Was war nur los mit ihr? Seit wann log sie wie gedruckt? Das war so ganz und gar nicht ihre Art gewesen und sie hatte nie für möglich gehalten, mit welcher Leichtigkeit ihr jetzt eine Lüge nach der anderen über die Lippen kam. Diese Magier waren eindeutig kein guter Einfluss.
Unterwegs erzählte das junge Mädchen, zu welchen Erkenntnissen die Ärzte bei Eldoran gelangt waren.
"Viel ist es nicht", plapperte sie nervös. "Im Grunde wissen wir gar nichts. Keine inneren Verletzungen, äußere sowieso nicht. Es müsste ihm blendend gehen, wenn wir nur seine Körpertemperatur erhöhen könnten. Da wären wir. Sie dürfen nur durch die Scheibe schauen."
Chiara erschrak zutiefst, als sei Eldoran dort liegen sah. Seine Haut war so bleich, dass sie bläulich schimmerte. Die junge Schwester erschrak ebenfalls: "Seine Temperatur ist weiter gefallen." Sie machte sich an den Geräten zu schaffen. Plötzlich war der Gang voller Leute, die heran eilten und in den Raum stürmten, in dem Eldoran lag. Fieberhafte Hektik machte sich breit. Geräte piepten, ein Alarm schrillte.

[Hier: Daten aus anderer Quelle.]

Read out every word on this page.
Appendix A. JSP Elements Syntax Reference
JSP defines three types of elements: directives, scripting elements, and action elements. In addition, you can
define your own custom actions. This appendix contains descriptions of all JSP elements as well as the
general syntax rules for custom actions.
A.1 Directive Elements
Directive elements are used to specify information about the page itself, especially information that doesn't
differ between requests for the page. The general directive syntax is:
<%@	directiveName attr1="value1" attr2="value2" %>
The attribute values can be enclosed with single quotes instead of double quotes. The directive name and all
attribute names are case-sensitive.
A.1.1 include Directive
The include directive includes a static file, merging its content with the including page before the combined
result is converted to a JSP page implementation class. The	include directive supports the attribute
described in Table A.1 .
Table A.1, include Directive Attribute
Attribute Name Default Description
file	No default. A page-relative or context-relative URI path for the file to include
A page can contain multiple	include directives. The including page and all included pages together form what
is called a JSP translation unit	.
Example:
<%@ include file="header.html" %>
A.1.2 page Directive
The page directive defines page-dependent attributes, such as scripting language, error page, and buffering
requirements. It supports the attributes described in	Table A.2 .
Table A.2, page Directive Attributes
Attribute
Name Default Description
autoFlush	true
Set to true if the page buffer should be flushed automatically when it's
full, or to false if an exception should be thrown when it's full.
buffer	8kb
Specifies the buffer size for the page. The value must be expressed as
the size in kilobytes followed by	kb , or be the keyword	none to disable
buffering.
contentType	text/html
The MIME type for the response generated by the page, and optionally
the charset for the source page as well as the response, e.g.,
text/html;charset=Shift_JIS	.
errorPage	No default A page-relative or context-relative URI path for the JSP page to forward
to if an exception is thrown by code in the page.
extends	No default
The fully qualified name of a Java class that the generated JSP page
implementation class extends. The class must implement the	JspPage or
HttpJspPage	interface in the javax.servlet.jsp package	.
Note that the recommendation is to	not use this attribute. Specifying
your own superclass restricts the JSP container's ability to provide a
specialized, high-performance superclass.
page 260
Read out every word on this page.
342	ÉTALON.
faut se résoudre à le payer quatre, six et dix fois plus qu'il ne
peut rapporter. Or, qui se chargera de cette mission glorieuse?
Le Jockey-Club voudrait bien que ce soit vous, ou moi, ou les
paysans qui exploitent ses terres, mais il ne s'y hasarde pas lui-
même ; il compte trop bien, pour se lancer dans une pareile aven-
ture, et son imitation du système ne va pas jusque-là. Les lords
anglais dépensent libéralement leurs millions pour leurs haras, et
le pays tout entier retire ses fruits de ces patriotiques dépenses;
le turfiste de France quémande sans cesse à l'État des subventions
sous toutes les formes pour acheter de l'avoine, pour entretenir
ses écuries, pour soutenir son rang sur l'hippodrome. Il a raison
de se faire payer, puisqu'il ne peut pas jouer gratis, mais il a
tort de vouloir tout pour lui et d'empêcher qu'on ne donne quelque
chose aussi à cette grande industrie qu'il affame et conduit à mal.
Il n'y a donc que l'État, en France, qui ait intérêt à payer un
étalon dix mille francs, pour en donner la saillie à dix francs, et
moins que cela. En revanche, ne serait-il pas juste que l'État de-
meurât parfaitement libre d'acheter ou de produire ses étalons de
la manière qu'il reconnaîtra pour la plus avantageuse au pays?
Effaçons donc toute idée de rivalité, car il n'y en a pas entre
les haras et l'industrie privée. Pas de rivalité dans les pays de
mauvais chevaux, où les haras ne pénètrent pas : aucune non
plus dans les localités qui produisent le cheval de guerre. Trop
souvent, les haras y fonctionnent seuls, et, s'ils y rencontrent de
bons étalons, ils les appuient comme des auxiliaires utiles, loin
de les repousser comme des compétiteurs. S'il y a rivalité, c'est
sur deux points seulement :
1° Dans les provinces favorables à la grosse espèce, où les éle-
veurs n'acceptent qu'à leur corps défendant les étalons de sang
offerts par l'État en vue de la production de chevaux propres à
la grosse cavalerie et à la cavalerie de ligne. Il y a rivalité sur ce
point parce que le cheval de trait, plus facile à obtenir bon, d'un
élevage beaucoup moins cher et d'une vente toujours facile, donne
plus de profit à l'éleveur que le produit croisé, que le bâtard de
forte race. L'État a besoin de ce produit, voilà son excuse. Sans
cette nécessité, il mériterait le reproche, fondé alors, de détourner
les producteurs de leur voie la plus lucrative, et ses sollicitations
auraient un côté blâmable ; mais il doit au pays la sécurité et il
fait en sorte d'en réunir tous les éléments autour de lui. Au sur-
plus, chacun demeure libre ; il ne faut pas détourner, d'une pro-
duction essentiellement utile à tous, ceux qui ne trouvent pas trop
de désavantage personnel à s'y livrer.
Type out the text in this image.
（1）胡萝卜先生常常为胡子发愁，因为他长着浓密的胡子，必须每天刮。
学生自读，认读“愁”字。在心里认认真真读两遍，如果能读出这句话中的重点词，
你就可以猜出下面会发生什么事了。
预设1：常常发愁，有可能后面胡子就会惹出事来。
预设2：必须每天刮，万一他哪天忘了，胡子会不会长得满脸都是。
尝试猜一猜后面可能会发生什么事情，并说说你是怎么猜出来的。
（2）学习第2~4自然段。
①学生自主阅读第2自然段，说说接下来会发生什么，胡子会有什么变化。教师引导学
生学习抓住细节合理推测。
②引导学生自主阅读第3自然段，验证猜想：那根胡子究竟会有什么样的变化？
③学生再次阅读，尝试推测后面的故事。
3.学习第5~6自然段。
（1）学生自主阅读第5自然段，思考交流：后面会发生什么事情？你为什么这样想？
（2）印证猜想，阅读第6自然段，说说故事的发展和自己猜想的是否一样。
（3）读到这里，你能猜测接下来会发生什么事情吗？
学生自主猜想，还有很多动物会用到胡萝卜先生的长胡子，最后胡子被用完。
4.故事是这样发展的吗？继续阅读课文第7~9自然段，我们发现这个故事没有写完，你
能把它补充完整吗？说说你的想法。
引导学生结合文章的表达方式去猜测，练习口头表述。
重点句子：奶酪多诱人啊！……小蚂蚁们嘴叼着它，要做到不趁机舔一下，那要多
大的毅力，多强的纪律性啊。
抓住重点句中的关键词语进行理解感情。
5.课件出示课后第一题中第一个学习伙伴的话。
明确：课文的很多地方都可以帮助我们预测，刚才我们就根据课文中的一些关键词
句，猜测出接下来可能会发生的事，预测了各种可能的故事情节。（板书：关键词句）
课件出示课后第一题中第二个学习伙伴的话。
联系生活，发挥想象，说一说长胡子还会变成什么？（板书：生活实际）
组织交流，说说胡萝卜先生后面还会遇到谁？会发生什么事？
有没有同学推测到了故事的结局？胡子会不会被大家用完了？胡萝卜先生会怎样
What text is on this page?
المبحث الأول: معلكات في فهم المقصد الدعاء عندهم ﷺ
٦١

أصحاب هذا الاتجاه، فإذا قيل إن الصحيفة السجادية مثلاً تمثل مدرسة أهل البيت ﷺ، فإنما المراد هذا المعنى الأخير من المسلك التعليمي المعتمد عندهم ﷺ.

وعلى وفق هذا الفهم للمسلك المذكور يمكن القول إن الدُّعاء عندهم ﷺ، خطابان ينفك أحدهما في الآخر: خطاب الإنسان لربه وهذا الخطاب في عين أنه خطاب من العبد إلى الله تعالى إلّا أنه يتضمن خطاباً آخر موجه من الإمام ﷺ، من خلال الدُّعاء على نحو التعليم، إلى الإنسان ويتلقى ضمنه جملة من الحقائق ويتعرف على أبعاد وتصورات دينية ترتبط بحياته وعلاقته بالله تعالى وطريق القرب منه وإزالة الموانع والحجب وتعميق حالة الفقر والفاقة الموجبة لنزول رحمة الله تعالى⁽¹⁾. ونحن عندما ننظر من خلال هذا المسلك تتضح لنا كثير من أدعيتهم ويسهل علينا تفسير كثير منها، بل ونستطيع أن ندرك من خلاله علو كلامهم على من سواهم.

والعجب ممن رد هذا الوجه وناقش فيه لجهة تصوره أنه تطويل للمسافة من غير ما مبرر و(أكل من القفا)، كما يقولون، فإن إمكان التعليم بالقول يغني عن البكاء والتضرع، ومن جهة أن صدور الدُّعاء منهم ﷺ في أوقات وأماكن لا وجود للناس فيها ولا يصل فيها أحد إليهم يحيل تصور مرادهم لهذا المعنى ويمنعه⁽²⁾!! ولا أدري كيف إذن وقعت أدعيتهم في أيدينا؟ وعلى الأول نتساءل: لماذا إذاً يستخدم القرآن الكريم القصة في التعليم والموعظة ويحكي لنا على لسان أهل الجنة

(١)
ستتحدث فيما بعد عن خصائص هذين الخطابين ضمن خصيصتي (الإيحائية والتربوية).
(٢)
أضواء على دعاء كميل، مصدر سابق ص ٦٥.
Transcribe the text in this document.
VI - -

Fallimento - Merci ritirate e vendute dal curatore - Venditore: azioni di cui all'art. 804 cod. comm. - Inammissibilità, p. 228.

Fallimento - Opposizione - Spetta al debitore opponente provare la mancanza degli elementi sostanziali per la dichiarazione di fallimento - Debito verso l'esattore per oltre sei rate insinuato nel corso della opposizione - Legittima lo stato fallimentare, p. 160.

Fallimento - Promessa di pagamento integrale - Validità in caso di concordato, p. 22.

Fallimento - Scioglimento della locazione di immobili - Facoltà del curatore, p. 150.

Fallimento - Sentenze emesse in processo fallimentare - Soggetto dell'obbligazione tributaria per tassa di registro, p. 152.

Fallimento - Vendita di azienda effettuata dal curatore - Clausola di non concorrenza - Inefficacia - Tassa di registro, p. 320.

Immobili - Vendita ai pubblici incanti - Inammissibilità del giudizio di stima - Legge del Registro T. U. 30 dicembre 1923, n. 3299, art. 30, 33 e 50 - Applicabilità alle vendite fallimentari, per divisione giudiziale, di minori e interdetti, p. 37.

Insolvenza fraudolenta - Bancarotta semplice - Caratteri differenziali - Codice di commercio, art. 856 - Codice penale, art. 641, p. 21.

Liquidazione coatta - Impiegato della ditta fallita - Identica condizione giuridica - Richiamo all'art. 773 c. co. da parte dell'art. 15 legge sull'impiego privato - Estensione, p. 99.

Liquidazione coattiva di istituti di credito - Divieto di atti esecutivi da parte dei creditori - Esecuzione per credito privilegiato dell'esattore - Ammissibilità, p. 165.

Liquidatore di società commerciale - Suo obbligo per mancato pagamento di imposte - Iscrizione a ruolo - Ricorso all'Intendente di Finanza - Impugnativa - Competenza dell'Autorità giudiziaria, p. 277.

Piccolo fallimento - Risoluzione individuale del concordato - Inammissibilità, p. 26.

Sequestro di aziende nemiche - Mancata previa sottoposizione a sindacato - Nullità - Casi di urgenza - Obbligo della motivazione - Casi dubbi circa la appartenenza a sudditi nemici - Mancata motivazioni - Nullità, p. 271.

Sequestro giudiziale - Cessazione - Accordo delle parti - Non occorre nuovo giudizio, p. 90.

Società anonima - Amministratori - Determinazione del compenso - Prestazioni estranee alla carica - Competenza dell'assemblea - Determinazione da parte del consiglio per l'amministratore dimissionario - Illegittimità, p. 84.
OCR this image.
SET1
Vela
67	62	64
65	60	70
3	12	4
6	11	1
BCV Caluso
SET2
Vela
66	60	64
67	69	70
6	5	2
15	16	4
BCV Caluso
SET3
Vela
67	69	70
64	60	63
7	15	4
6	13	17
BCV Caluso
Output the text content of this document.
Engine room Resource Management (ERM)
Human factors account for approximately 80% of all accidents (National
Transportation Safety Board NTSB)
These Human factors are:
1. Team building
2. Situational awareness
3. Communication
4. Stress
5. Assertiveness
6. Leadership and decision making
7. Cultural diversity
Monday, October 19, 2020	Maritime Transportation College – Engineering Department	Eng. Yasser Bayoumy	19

Chiara sah Kanülen, Schläuche, blinkende Monitore. Alles begann, sich um sie zu drehen, schneller und immer schneller. Wie von selbst bewegten sich ihre Füße, sie rannte den Gang entlang, taumelte gegen eine Wand, fing sich wieder und lief weiter.
Sie wusste nicht mehr, wie es ihr gelungen war, ihr Auto zu erreichen. Auch an die Rückfahrt zu ihrer Wohnung hatte sie keine Erinnerung. Als sie sich erschöpft die Treppe hinauf schleppte, hatte sie nur noch einen Gedanken: Sie können ihm nicht helfen. Wenn sie weitermachen wie bisher, bringen sie ihn um.